The main idea developed by Simmel is that people in the metropolis try to oppose the number of stimuli in cities that make them react, become more indifferent, and rational. They develop objective culture and build less emotional and more instrumental human interactions. To cope with all stimuli, people promote metropolitan individuality based on being intellectual and rational, rather than open and sensitive. Simmel (1969) claims that a person in a city “reacts with his head instead of his heart” (48). This aspect is associated with “the atrophy of individual culture through the hypertrophy of objective culture” in the metropolis (Simmel 1969, 59). Thus, trying to minimize spending energy on living in a city, an individual also develops the blasé attitude associated with both superficiality and indifference.

Having provided the key points on the first pages of his essay, Simmel continues to develop them, stating that life in the metropolis is connected with the money economy which makes people develop their intellect. According to Simmel (1969), “Modern mind has become more and more calculating” (50). In addition to money, people also begin to calculate and value their time. The author provides the following example: “Punctuality, calculability, exactness are forced upon life by the complexity and extension of metropolitan existence” (Simmel 1969, 51). Cities attract more people because of the type of freedom they provide, but on the other hand, individuals become more isolated and less focused on individuality.

The author offers many examples to illustrate his ideas. However, there are no pieces of evidence in the essay that can be used to support arguments. Thus, Simmel does not cite the ideas of other researchers to support his statements. It is possible to believe the author’s ideas only when regarding them as his personal opinion.

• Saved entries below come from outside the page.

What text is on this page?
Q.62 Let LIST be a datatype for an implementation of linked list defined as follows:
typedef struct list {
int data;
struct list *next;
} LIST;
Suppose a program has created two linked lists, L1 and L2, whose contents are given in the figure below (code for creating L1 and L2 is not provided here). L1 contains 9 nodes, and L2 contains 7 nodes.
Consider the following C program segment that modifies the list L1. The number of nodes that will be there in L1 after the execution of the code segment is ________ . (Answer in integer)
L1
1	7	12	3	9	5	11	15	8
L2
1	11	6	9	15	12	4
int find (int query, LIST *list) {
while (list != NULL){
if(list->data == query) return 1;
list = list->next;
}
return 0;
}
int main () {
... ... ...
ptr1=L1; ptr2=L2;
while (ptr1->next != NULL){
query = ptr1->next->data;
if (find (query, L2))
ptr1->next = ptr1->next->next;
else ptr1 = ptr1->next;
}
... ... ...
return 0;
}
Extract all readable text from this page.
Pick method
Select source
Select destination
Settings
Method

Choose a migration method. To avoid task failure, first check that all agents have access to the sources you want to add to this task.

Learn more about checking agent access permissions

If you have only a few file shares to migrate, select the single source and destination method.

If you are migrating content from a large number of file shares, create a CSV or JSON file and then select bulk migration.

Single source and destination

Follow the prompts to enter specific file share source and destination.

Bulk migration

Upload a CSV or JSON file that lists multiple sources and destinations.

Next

In his essay, the author uses the first person to present his views, and one of such examples is combined with Simmel’s attempt to support his particular idea. Thus, “The metropolitan way of life is certainly the most fertile soil for this reciprocity, a point which I shall document merely by citing the dictum of the most eminent English constitutional historian” (Simmel 1969, 50). In other cases, the focus is on the logical development of the author’s thought presented in his essay.

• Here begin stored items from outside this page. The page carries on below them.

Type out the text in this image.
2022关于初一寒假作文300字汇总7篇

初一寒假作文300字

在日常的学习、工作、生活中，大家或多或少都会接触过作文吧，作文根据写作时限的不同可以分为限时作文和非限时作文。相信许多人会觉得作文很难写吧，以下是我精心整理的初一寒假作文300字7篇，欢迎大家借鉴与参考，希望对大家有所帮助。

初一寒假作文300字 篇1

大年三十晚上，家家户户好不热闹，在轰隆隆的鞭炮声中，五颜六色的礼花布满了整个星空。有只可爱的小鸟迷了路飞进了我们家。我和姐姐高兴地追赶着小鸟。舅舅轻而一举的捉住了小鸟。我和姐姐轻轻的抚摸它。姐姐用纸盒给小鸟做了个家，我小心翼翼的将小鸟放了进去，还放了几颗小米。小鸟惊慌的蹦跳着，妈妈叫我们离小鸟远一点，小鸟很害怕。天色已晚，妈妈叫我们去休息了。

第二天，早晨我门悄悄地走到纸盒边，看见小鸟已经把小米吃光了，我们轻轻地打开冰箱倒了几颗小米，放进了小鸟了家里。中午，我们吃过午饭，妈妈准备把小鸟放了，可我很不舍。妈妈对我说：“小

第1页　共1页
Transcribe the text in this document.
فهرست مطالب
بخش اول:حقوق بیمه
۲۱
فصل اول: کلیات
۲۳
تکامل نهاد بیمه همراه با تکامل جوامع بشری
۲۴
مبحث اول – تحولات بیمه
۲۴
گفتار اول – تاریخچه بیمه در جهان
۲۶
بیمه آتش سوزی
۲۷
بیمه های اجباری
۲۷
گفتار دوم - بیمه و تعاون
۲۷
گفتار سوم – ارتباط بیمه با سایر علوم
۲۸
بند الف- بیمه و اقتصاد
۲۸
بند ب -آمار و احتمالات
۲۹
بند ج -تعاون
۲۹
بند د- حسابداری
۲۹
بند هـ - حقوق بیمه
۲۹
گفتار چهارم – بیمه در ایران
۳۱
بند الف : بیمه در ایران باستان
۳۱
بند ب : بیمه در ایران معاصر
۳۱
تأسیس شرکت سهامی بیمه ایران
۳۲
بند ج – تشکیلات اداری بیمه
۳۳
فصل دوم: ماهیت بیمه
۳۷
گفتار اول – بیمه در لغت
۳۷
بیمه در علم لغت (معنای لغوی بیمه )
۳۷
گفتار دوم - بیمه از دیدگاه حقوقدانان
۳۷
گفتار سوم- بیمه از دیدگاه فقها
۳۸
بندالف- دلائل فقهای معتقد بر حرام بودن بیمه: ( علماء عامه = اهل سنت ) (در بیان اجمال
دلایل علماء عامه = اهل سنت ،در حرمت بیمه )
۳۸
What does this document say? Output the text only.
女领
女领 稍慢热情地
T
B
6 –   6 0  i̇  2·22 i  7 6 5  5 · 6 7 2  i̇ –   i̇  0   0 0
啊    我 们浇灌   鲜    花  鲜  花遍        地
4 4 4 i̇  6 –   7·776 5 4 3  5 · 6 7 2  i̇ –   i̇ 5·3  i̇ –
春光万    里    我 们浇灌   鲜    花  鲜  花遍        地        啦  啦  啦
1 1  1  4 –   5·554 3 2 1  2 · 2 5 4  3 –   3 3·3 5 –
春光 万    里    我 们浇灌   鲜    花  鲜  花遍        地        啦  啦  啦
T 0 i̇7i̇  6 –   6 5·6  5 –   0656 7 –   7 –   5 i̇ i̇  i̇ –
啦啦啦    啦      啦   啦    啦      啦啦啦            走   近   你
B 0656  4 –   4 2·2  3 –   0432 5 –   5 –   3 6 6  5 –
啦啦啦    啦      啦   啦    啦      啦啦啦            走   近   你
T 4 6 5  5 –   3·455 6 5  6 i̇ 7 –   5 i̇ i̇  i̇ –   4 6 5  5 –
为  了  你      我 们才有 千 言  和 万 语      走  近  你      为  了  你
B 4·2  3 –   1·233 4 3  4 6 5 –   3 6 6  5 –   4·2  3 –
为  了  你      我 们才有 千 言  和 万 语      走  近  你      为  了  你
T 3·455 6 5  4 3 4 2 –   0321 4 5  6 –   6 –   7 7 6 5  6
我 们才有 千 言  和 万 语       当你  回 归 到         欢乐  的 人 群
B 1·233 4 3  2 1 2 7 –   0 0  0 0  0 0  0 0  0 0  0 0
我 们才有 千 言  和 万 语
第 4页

The work by Simmel can be discussed as highly relevant to the contemporary situation in society despite being written in 1903. It seems that people today need to develop metropolitan individuality or personality to effectively adapt to the intensified pace of life. The value of money and working relations surpasses the value of deep emotional relations in cities. Furthermore, the ideas presented in the essay can also be used to analyze one’s attitude to life in a city and other people. It is important to test whether a modern person has developed the blasé outlook and whether there is a dependence on time and being punctual.

Reference

Simmel, Georg. 1969. “The Metropolis and Mental Life.” In Classic Essays on the Culture of Cities, edited by R. Sennett, 47-60. Englewood Cliffs: Prentice Hall.